The suggested code can be run directly in Workspace and shared among team members via an external link. Those team members, once in Workspace, can refine and tinker with the code as they see fit.
Perhaps the most obvious way to launch Workspace is from the new “Open in Workspace” button to the left of issues and pull requests in GitHub repos. Clicking on it opens a field to describe the software engineering task to be completed in natural language, like, “Add documentation for the changes in this pull request,” which, once submitted, gets added to a list of “sessions” within the new dedicated Workspace view.
Workspace executes requests systematically step by step, creating a specification, generating a plan and then implementing that plan. Developers can dive into any of these steps to get a granular view of the suggested code and changes and delete, re-run or re-order the steps as necessary.
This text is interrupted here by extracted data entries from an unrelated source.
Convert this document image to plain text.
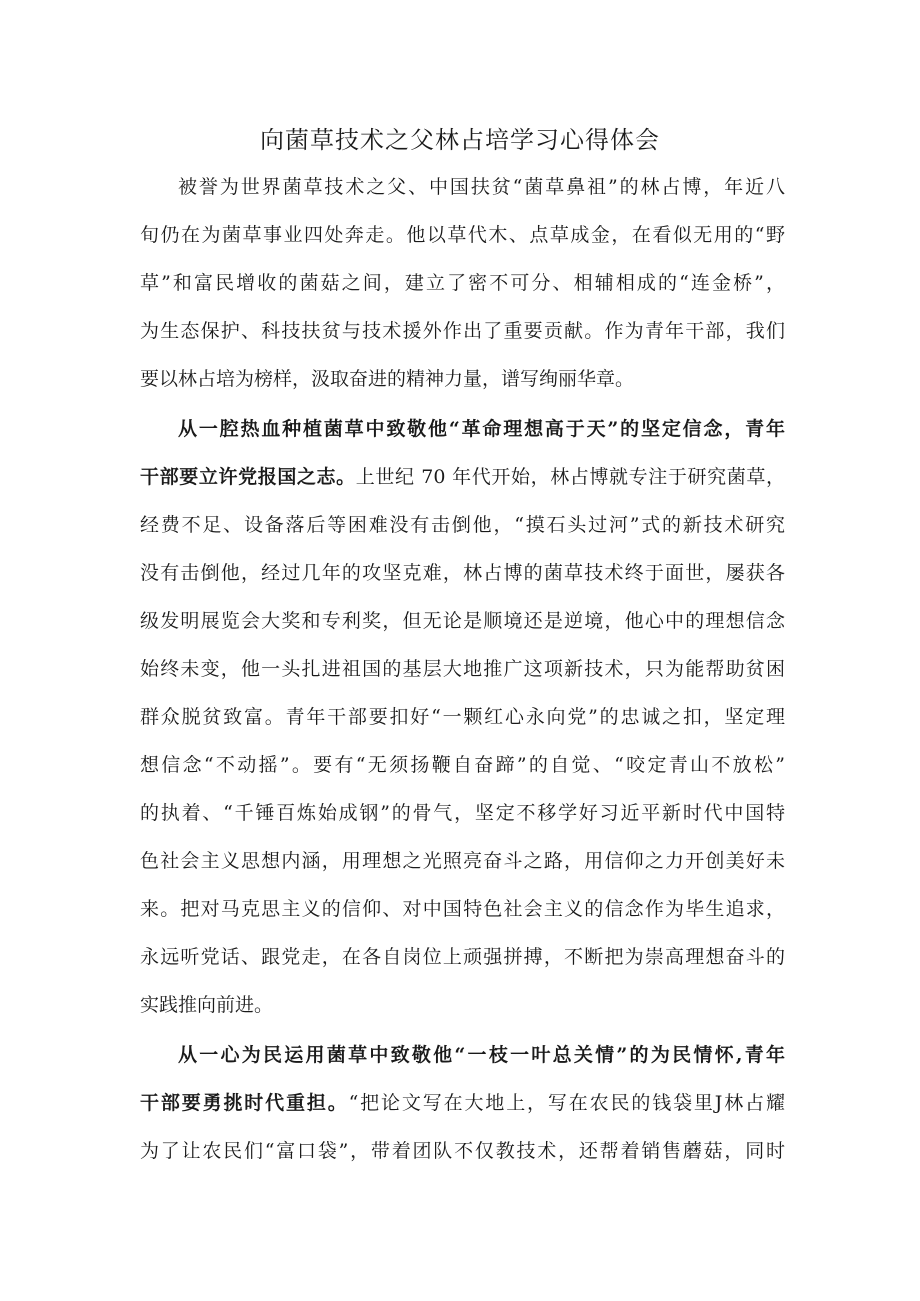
向菌草技术之父林占培学习心得体会
被誉为世界菌草技术之父、中国扶贫“菌草鼻祖”的林占博，年近八
旬仍在为菌草事业四处奔走。他以草代木、点草成金，在看似无用的“野
草”和富民增收的菌菇之间，建立了密不可分、相辅相成的“连金桥”，
为生态保护、科技扶贫与技术援外作出了重要贡献。作为青年干部，我们
要以林占培为榜样，汲取奋进的精神力量，谱写绚丽华章。
从一腔热血种植菌草中致敬他“革命理想高于天”的坚定信念，青年
干部要立许党报国之志。上世纪 70 年代开始，林占博就专注于研究菌草，
经费不足、设备落后等困难没有击倒他，“摸石头过河”式的新技术研究
没有击倒他，经过几年的攻坚克难，林占博的菌草技术终于面世，屡获各
级发明展览会大奖和专利奖，但无论是顺境还是逆境，他心中的理想信念
始终未变，他一头扎进祖国的基层大地推广这项新技术，只为能帮助贫困
群众脱贫致富。青年干部要扣好“一颗红心永向党”的忠诚之扣，坚定理
想信念“不动摇”。要有“无须扬鞭自奋蹄”的自觉、“咬定青山不放松”
的执着、“千锤百炼始成钢”的骨气，坚定不移学好习近平新时代中国特
色社会主义思想内涵，用理想之光照亮奋斗之路，用信仰之力开创美好未
来。把对马克思主义的信仰、对中国特色社会主义的信念作为毕生追求，
永远听党话、跟党走，在各自岗位上顽强拼搏，不断把为崇高理想奋斗的
实践推向前进。
从一心为民运用菌草中致敬他“一枝一叶总关情”的为民情怀,青年
干部要勇挑时代重担。“把论文写在大地上，写在农民的钱袋里J林占耀
为了让农民们“富口袋”，带着团队不仅教技术，还帮着销售蘑菇，同时
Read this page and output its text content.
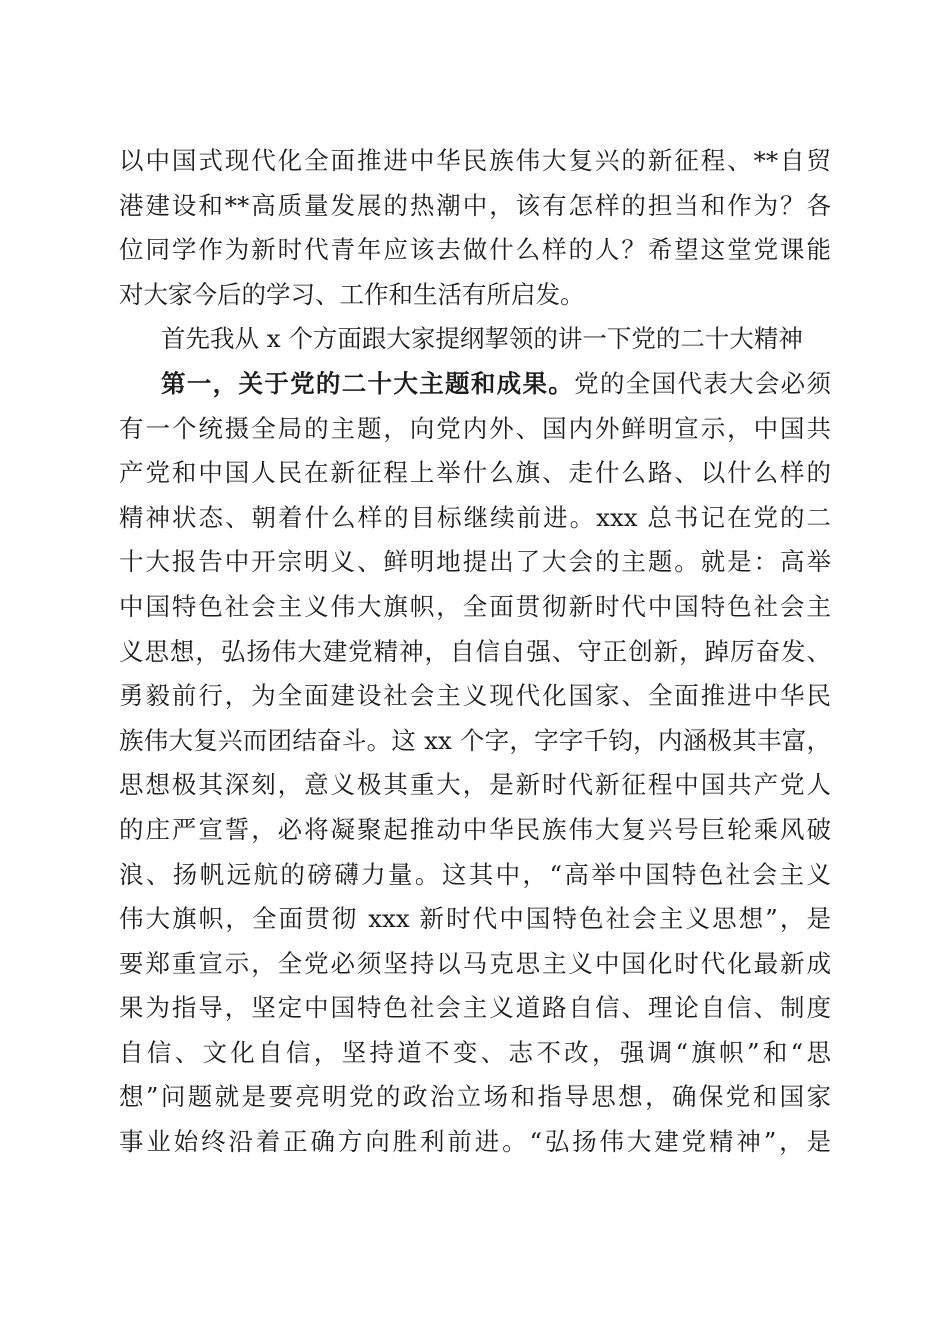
以中国式现代化全面推进中华民族伟大复兴的新征程、**自贸
港建设和**高质量发展的热潮中，该有怎样的担当和作为？各
位同学作为新时代青年应该去做什么样的人？希望这堂党课能
对大家今后的学习、工作和生活有所启发。
首先我从 x 个方面跟大家提纲挈领的讲一下党的二十大精神
第一，关于党的二十大主题和成果。党的全国代表大会必须
有一个统摄全局的主题，向党内外、国内外鲜明宣示，中国共
产党和中国人民在新征程上举什么旗、走什么路、以什么样的
精神状态、朝着什么样的目标继续前进。xxx 总书记在党的二
十大报告中开宗明义、鲜明地提出了大会的主题。就是：高举
中国特色社会主义伟大旗帜，全面贯彻新时代中国特色社会主
义思想，弘扬伟大建党精神，自信自强、守正创新，踔厉奋发、
勇毅前行，为全面建设社会主义现代化国家、全面推进中华民
族伟大复兴而团结奋斗。这 xx 个字，字字千钧，内涵极其丰富，
思想极其深刻，意义极其重大，是新时代新征程中国共产党人
的庄严宣誓，必将凝聚起推动中华民族伟大复兴号巨轮乘风破
浪、扬帆远航的磅礴力量。这其中，“高举中国特色社会主义
伟大旗帜，全面贯彻 xxx 新时代中国特色社会主义思想”，是
要郑重宣示，全党必须坚持以马克思主义中国化时代化最新成
果为指导，坚定中国特色社会主义道路自信、理论自信、制度
自信、文化自信，坚持道不变、志不改，强调“旗帜”和“思
想”问题就是要亮明党的政治立场和指导思想，确保党和国家
事业始终沿着正确方向胜利前进。“弘扬伟大建党精神”，是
“If you ask any developer where they tend to get stuck with a new project, you’ll often hear them say it’s knowing where to start,” Carter said. “Copilot Workspace lifts that burden and gives developers a plan to start iterating from.”
Workspace enters technical preview on Monday, optimized for a range of devices, including mobile.
Importantly, because it’s in preview, Workspace isn’t covered by GitHub’s IP indemnification policy, which promises to assist with the legal fees of customers facing third-party claims alleging that the AI-generated code they’re using infringes on IP. (Generative AI models notoriously regurgitate their training datasets, and GPT-4 Turbo was trained partly on copyrighted code.)
GitHub says that it hasn’t determined how it’s going to productize Workspace, but that it’ll use the preview to “learn more about the value it delivers and how developers use it.”
I think the more important question is: Will Workspace fix the existential issues surrounding Copilot and other AI-powered coding tools?
An analysis of over 150 million lines of code committed to project repos over the past several years by GitClear, the developer of the code analysis tool of the same name, found that Copilot was resulting in more mistaken code being pushed to codebases and more code being re-added as opposed to reused and streamlined, creating headaches for code maintainers.
Elsewhere, security researchers have warned that Copilot and similar tools can amplify existing bugs and security issues in software projects. And Stanford researchers have found that developers who accept suggestions from AI-powered coding assistants tend to produce less secure code. (GitHub stressed to me that it uses an AI-based vulnerability prevention system to try to block insecure code in addition to an optional code duplication filter to detect regurgitations of public code.)
Yet devs aren’t shying away from AI.
In a StackOverflow poll from June 2023, 44% of developers said that they use AI tools in their development process now, and 26% plan to soon. Gartner predicts that 75% of enterprise software engineers will employ AI code assistants by 2028.
By emphasizing human review, perhaps Workspace can indeed help clean up some of the mess introduced by AI-generated code. We’ll find out soon enough as Workspace makes its way into developers’ hands.
“Our primary goal with Copilot Workspace is to leverage AI to reduce complexity so developers can express their creativity and explore more freely,” Carter said. “We truly believe the combination of human plus AI is always going to be superior to one or the other alone, and that’s what we’re betting on with Copilot Workspace.”